José Carlos Agüero Nostramerica… (wordpress.com) 

Lo scrittore peruviano José Carlos Aguero*, intervistato da Enrique Patriau per “La República” il 21.12.22, analizza la situazione drammatica creatasi nel suo paese dopo l’arresto di Pedro Castillo: non si tratta dell’ennesima crisi politica, ma di un collasso sociale.

Come spiegare tutta questa violenza? Ci sono cose che stanno lì da tempo e che non abbiamo voluto prendere sul serio. C’è stato un conflitto armato interno, poi una dittatura, un processo di antipolitica, una pandemia che ha distrutto quel poco che restava del tessuto sociale. Così io intendo la diagnosi del paese. La gente, in generale, dice che ci troviamo in una crisi politica che porta ad un’altra e a un’altra ancora, ma per me questa qui è un’altra cosa: è un collasso sociale, cioè quando tutto sparisce, quando il tessuto sociale si sfilaccia, quando le istituzioni non lo sono più.

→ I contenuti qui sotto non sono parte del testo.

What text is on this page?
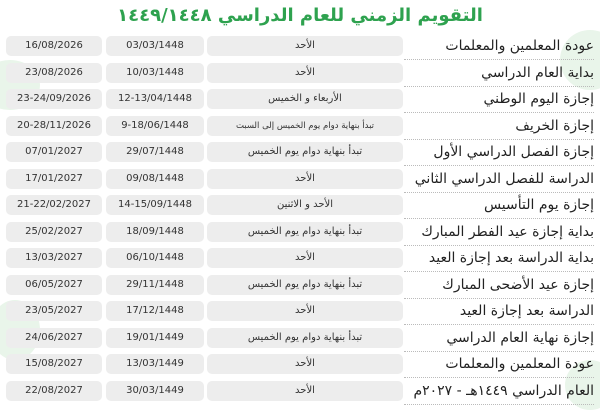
التقويم الزمني للعام الدراسي ١٤٤٩/١٤٤٨
عودة المعلمين والمعلمات
الأحد
03/03/1448
16/08/2026
بداية العام الدراسي
الأحد
10/03/1448
23/08/2026
إجازة اليوم الوطني
الأربعاء و الخميس
12-13/04/1448
23-24/09/2026
إجازة الخريف
تبدأ بنهاية دوام يوم الخميس إلى السبت
9-18/06/1448
20-28/11/2026
إجازة الفصل الدراسي الأول
تبدأ بنهاية دوام يوم الخميس
29/07/1448
07/01/2027
الدراسة للفصل الدراسي الثاني
الأحد
09/08/1448
17/01/2027
إجازة يوم التأسيس
الأحد و الاثنين
14-15/09/1448
21-22/02/2027
بداية إجازة عيد الفطر المبارك
تبدأ بنهاية دوام يوم الخميس
18/09/1448
25/02/2027
بداية الدراسة بعد إجازة العيد
الأحد
06/10/1448
13/03/2027
إجازة عيد الأضحى المبارك
تبدأ بنهاية دوام يوم الخميس
29/11/1448
06/05/2027
الدراسة بعد إجازة العيد
الأحد
17/12/1448
23/05/2027
إجازة نهاية العام الدراسي
تبدأ بنهاية دوام يوم الخميس
19/01/1449
24/06/2027
عودة المعلمين والمعلمات
الأحد
13/03/1449
15/08/2027
العام الدراسي ١٤٤٩هـ - ٢٠٢٧م
الأحد
30/03/1449
22/08/2027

Quando tutto questo accade non solo è difficile esercitare il governo ma anche la stessa convivenza. Il collasso sociale non genera una crisi politica normale, ma qualcosa che sarà molto difficile superare. In realtà la crisi si è già verificata e il paese ha collassato. Ora stiamo vivendo gli effetti di questa crisi. Come si esprimono in questo collasso le domande della gente che è stata troppo denigrata? Non parliamo di Pedro Castillo come personaggio reale, che sappiamo bene chi sia: un personaggio politico tradizionale minore, per dirlo in modo elegante. E devo aggiungere che è antidemocratico e golpista.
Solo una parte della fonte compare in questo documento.